Le sommeil de 7 à 8 heures : un remède contre la démence validé par des chercheurs

La démence, qui touche près d’un million de personnes en France, représente un enjeu majeur pour la santé publique, tant pour les familles que pour le système de santé. Des chercheurs canadiens ont récemment mis en avant une solution simple mais efficace : dormir entre sept et huit heures par nuit pourrait réduire significativement le risque de développer cette maladie neurodégénérative. Cette étude illustre l’importance d’une hygiène de sommeil adéquate dans la prévention de la démence.

EN BREF

  • Un sommeil de 7 à 8 heures diminue le risque de démence, selon des chercheurs canadiens.
  • Des données sur 4,5 millions de personnes montrent un lien entre le sommeil et la santé cognitive.
  • Réduire la sédentarité et rester actif sont également des facteurs clés de prévention.

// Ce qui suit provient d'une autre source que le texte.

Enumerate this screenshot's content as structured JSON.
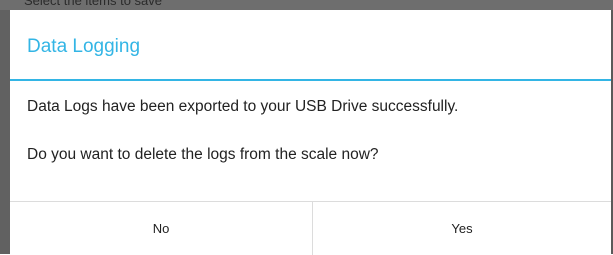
{
  "background": {
    "partial_text": "Select the items to save"
  },
  "dialog": {
    "title": "Data Logging",
    "message_line_1": "Data Logs have been exported to your USB Drive successfully.",
    "message_line_2": "Do you want to delete the logs from the scale now?",
    "negative_button": "No",
    "positive_button": "Yes"
  },
  "colors": {
    "accent": "#33b5e5",
    "text": "#222222",
    "dim_background": "#6e6e6e"
  }
}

Une étude menée par l’Université York au Canada a analysé l’impact de la durée du sommeil sur le développement de troubles cognitifs. En scrutant les données de près de 4,5 millions de participants issus de 69 cohortes internationales, les chercheurs ont pu établir un lien entre les habitudes de sommeil et l’apparition de la démence.

Les résultats révèlent un schéma en U, où dormir entre sept et huit heures apparaît comme le point idéal pour minimiser le risque de démence. Les personnes dormant moins de sept heures voient leur risque augmenter de 18 %, tandis que celles dormant plus de huit heures sont exposées à une augmentation de 28 %. Ces résultats sont en accord avec les recommandations des autorités de santé, qui affirment qu’un excès de sommeil ne protège pas le cerveau, mais pourrait indiquer des problèmes de santé sous-jacents.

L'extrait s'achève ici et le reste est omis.